Estruturado em sete compromissos fundamentais, o Pacto propõe incentivar a acolhida, renovar a economia e a política, responsabilizar a família e cuidar da casa comum. Além disso, busca uma educação capaz de superar a fragmentação e a polarização, promovendo espaços de diálogo e inclusão nas escolas e universidades. Também defende a justiça social e o desenvolvimento sustentável, formando cidadãos comprometidos com a ética, a equidade e o cuidado com o meio ambiente. Outro ponto central é o combate ao analfabetismo e à desigualdade no acesso ao ensino, por meio de políticas públicas e parcerias entre governos, instituições religiosas e educacionais. 

A Arquidiocese de Natal tem atuado ativamente na implementação dos princípios do Pacto Educativo Global, firmando parcerias com instituições de ensino superior, como o Instituto Federal do Rio Grande do Norte (IFRN) e a UFRN, e busca novos parceiros para fortalecer esse compromisso. O protocolo assinado entre a Arquidiocese e o IFRN, no início de fevereiro de 2025, reforça a prioridade de ampliar o acesso à educação para populações vulneráveis, promovendo inclusão social e oferecendo oportunidades formativas alinhadas à justiça social, à cultura e à sustentabilidade. 

Esse esforço reflete a longa tradição da Arquidiocese de Natal no campo educacional. Desde tempos em que o ensino era um privilégio de poucos, a Igreja esteve à frente de iniciativas que democratizaram o acesso ao conhecimento. Um exemplo inspirador foi o Movimento de Natal, com suas Escolas Radiofônicas, que permitiram a milhares de pessoas no interior do estado aprender a ler e escrever, conquistando cidadania e dignidade. 

A educação, no entanto, não pode ser um esforço isolado, mas um compromisso coletivo que envolva diversos setores da sociedade. O Papa Francisco nos convida a construir uma aliança educativa que vá além da sala de aula, englobando escolas, famílias, comunidades, governos e instituições religiosas, promovendo uma educação aberta, acessível e integral.  

Para que o Pacto Educativo Global se consolide, é fundamental fomentar políticas públicas que integrem seus princípios, promovendo parcerias entre governos, igrejas e instituições de ensino. Além disso, é necessário criar programas educacionais interdisciplinares, incorporando temas como ética, sustentabilidade e inclusão social nos currículos escolares. Também se faz essencial fortalecer redes de colaboração, unindo escolas, universidades, empresas e comunidades na construção de um sistema educacional transformador. Por fim, é imprescindível utilizar novas tecnologias de forma ética e inclusiva, garantindo que o avanço digital seja um aliado da educação, e não um fator de exclusão. 
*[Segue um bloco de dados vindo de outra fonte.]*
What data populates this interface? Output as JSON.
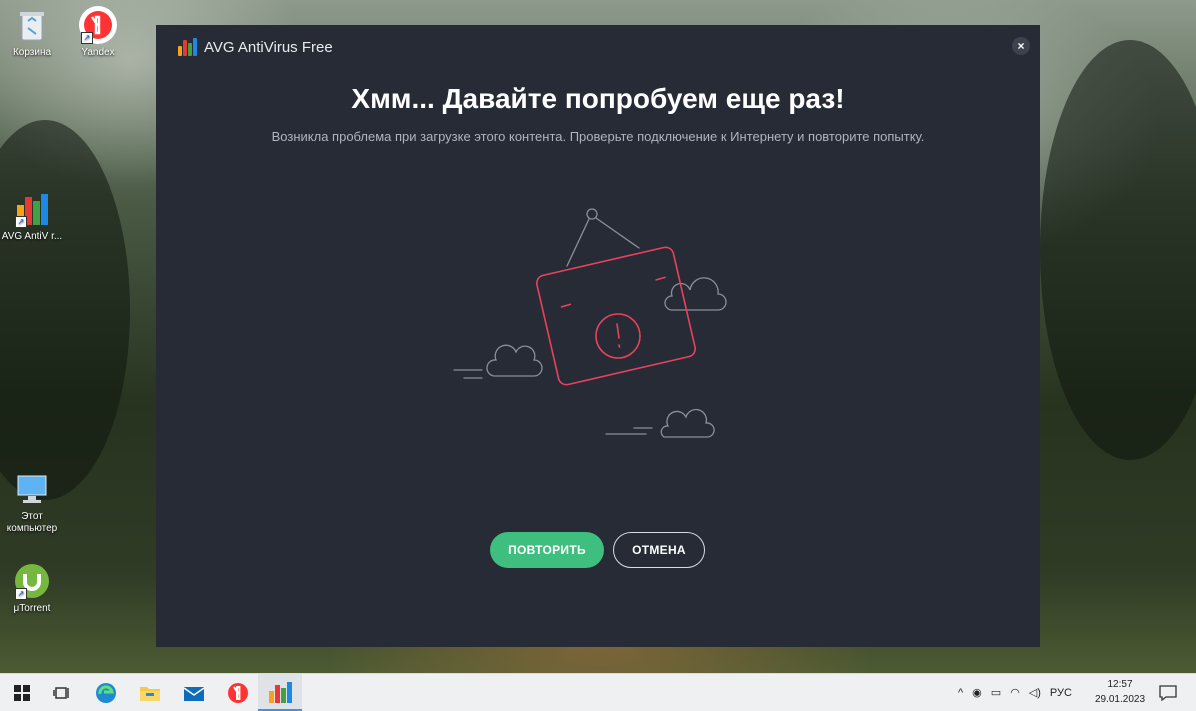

Seis anos após o chamado do Papa Francisco, o Pacto Educativo Global continua sendo necessário e urgente. Diante dos desafios educacionais e sociais que marcam nosso tempo, sua proposta de reconstrução da educação como instrumento de fraternidade, justiça e sustentabilidade deve ser retomada com vigor, promovendo uma verdadeira transformação na sociedade.